India's major taxes: you need to know about the Goods and Services Tax (GST)

 

The Goods and Services Tax (GST) is the Indian version of VAT. Anyone doing business in India will eventually have to deal with it. The GST was introduced in 2017 to make the country's complex existing tax system more manageable.

Despite having made doing business in India considerably easier, the GST tax can still be a challenge for European companies starting their operations in India. In this article, we'll explain how the tax works and how it affects you as a foreign entrepreneur.

goods and services tax India explanation

The old, Indian GST tax system consisted of an accumulation of indirect taxes, excise taxes and surcharges levied not only at the national level, but also at the state level and even at the city level. A major tax collected by Indian states was the Value Added Tax (VAT), but there was no fixed national rate for it.

States independently determined what VAT was charged for a product, resulting in much red tape for businesses. In addition, state-to-state sales also required a Central State Tax (CST) to be paid to the national government, further underscoring the fragmentation of the old tax system.

All these different taxes from different Indian governments brought about a waterfall effect and made tax evasion and corruption relatively easy. Indian tax authorities were losing a lot of revenue as a result, so change was much needed. 

One centralized sales tax

With the new Goods and Services Tax, there came one centralized sales tax for all of India in 2017. It unifies all taxes by product type and is levied at the national level in New Delhi.

There are five rates, ranging from 0% to 28%, under which 1211 categories of goods and services are divided. Under the GST system, tax is charged at any point when value is added to the product and a sale occurs. This runs up to the final sale to the customer. To clarify this a simplified example: 

In addition, GST is a destination-based tax. This means that if a product is manufactured in the state of Andhra Pradesh, but sold in Karnataka, the entire tax goes to Karnataka. A big improvement from the previous system where tax had to be paid at each step to a different government body. 

The benefits of Goods and Services Tax

The list of benefits of a centralized sales tax is long. First, the GST greatly simplifies India's unwieldy tax system. In addition, the GST makes it possible to effectively make India a single market in which free movement of goods between states becomes a reality.

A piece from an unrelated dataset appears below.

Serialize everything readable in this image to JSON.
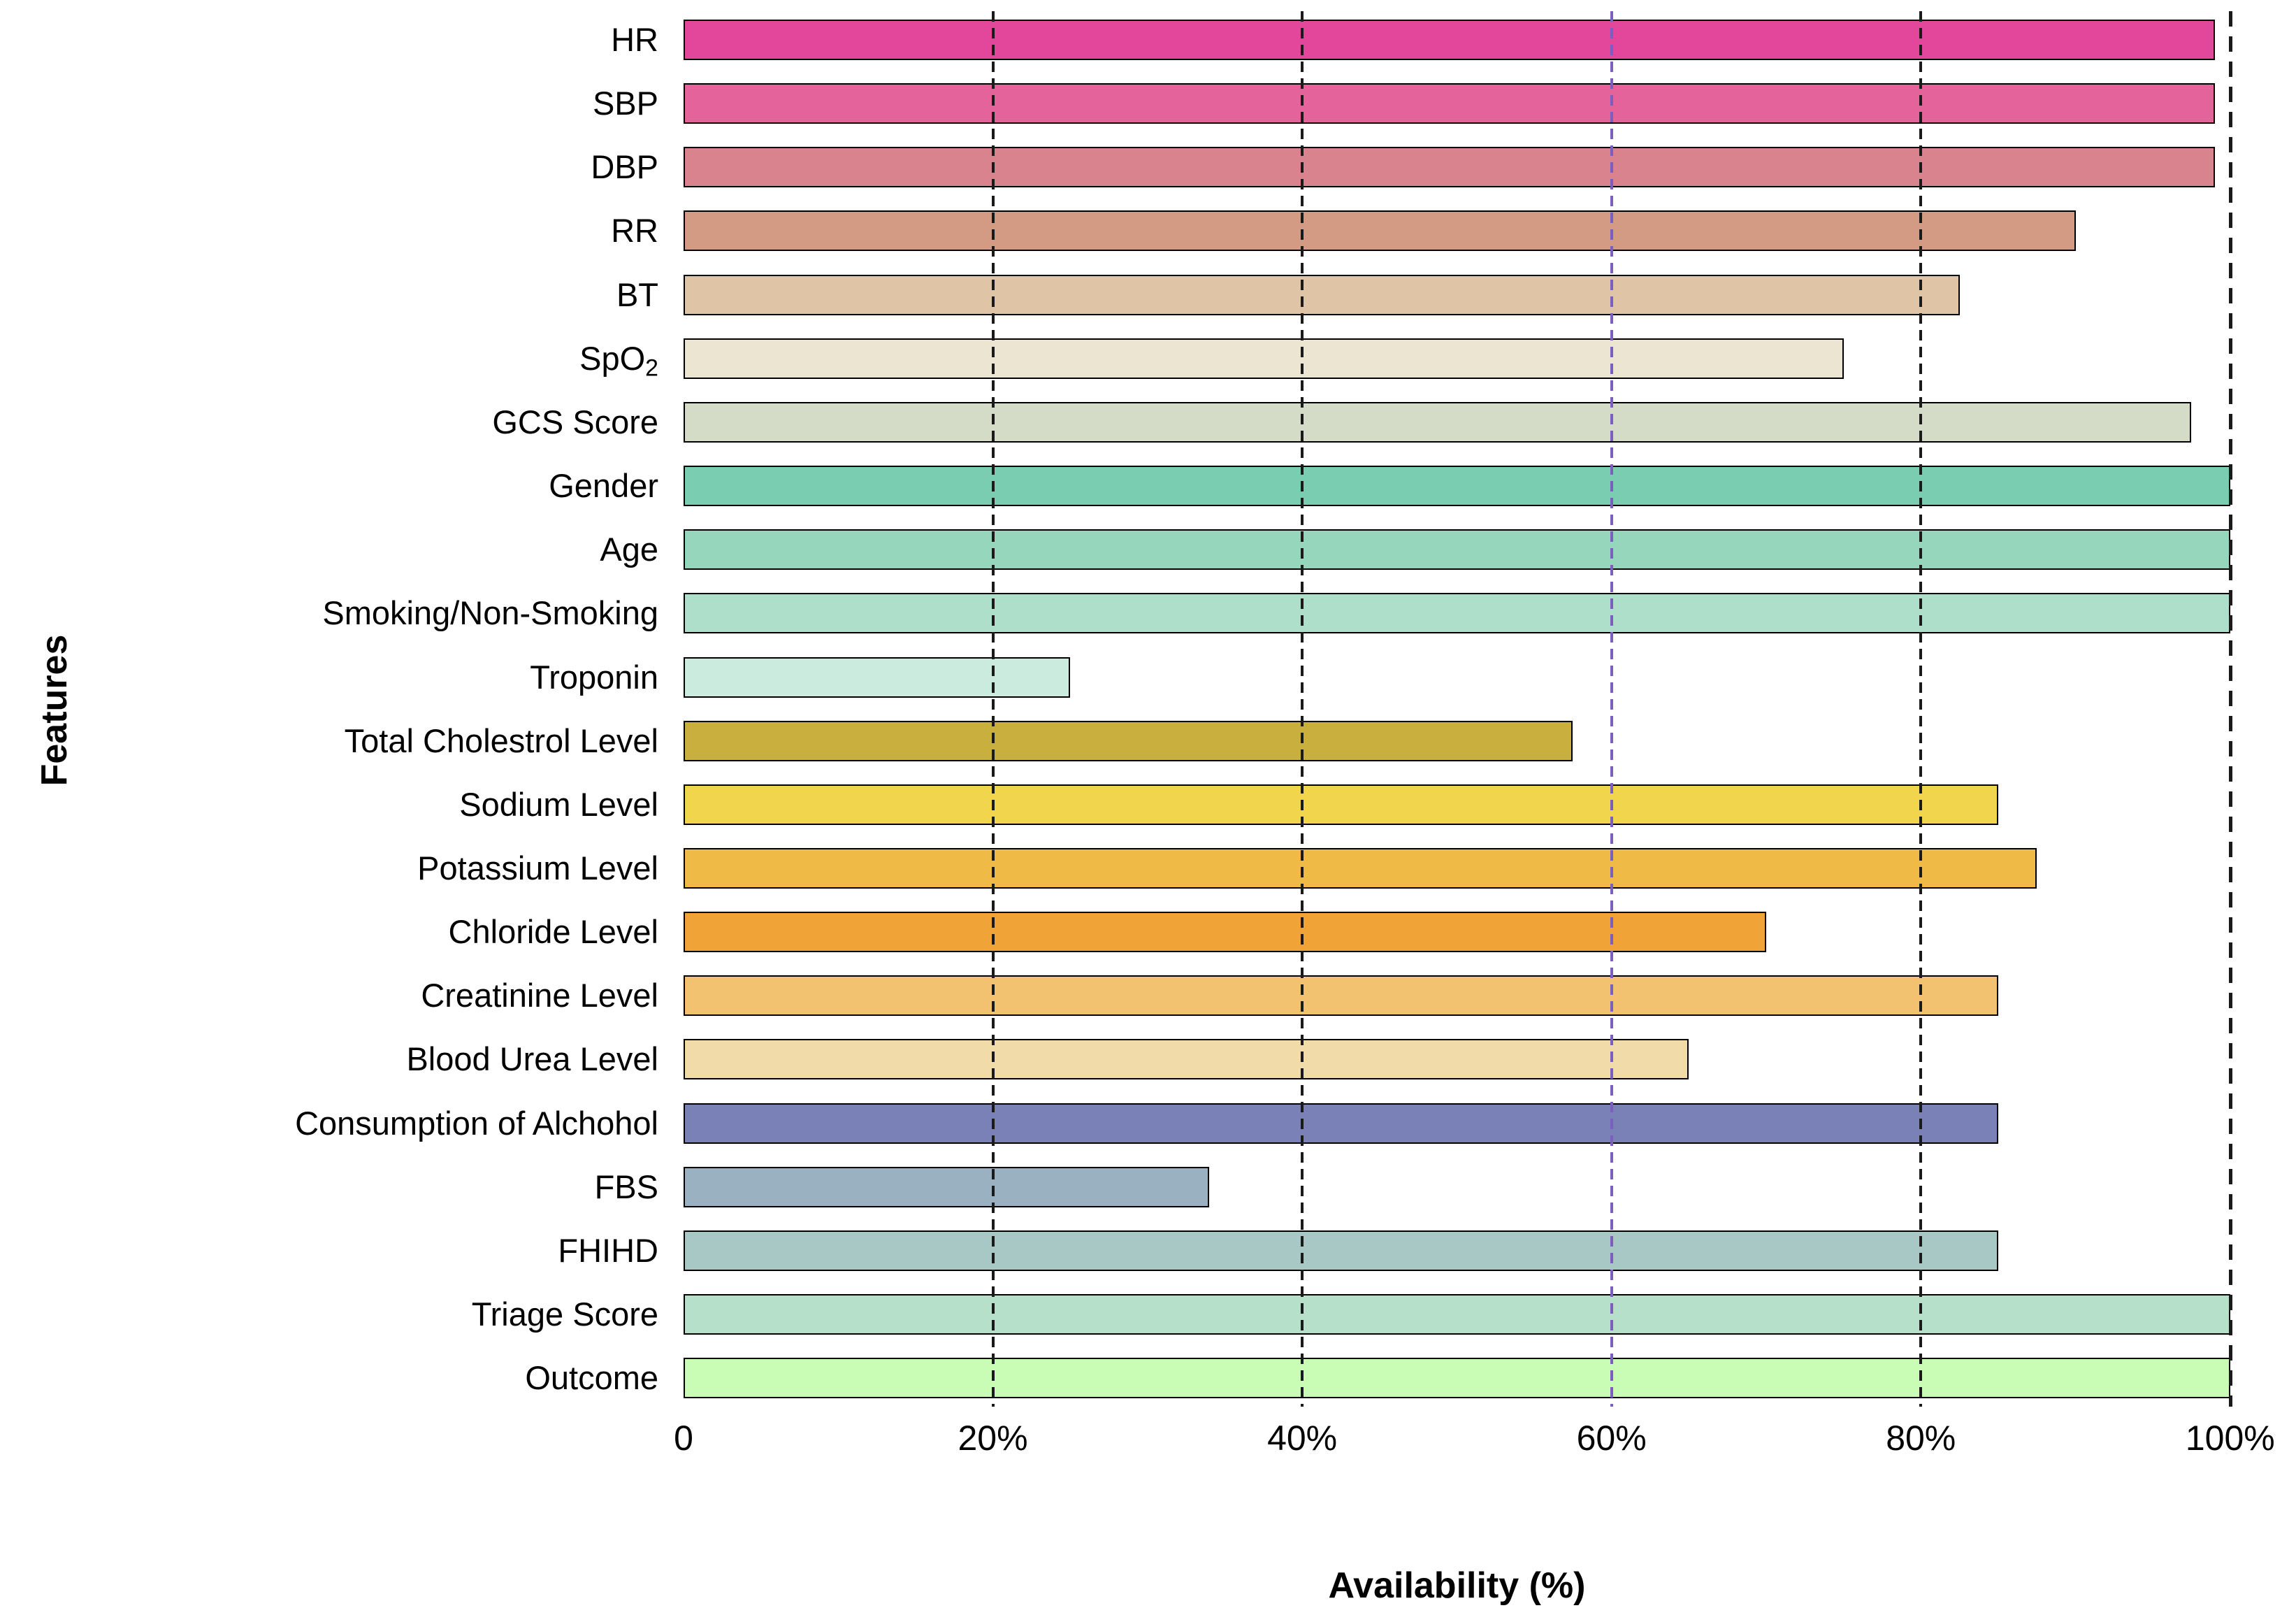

This allows companies to organize their distribution from a central nationwide warehouse - and not have to set it up separately in each state. Furthermore, tax evasion becomes more difficult, increasing revenues for the Indian treasury. The above benefits in turn lead to positive macroeconomic effects: doing business in India becomes easier, (foreign) investment increases, the Indian government itself can invest more, and the Indian economy will grow faster.

But the GST also has disadvantages

The GST is far from perfect because it still does not bring taxes together under one roof. In fact, there are 38 different ones: a separate GST for all 29 states (SGST) and the seven "union territories" (UTGST), a federal GST (CGST) and an integrated GST (IGST) for interstate supplies of products and services.

Despite the fact that the GST system is supposed to eliminate the water vale effect and thus lower the price of products, certain products have actually become significantly more expensive. For example, since the introduction of the new tax, products such as shampoo and deodorant suddenly fall into a higher tax rate. 

What does the GST mean for you as a European entrepreneur in India?

All European companies wishing to start their own branch, joint venture or any other type of sales organization in India will face this tax. To pay this tax, you will need a PAN number and must register with the GST portal where you will get your unique GSTIN code. Through this portal, a tax form has to be submitted and paid every month.

European companies that only export to India hardly have to deal with the taxes. However, it is important to understand how the GST taxes the Indian distributor or importer you are working with.

GST is one of India's most important taxes, besides of course Corporate Tax and all sorts of other taxes such as Minimum Alternate Tax (MAT), Dividend Distribution Tax (DDT), Custom Duty and Excise Duty.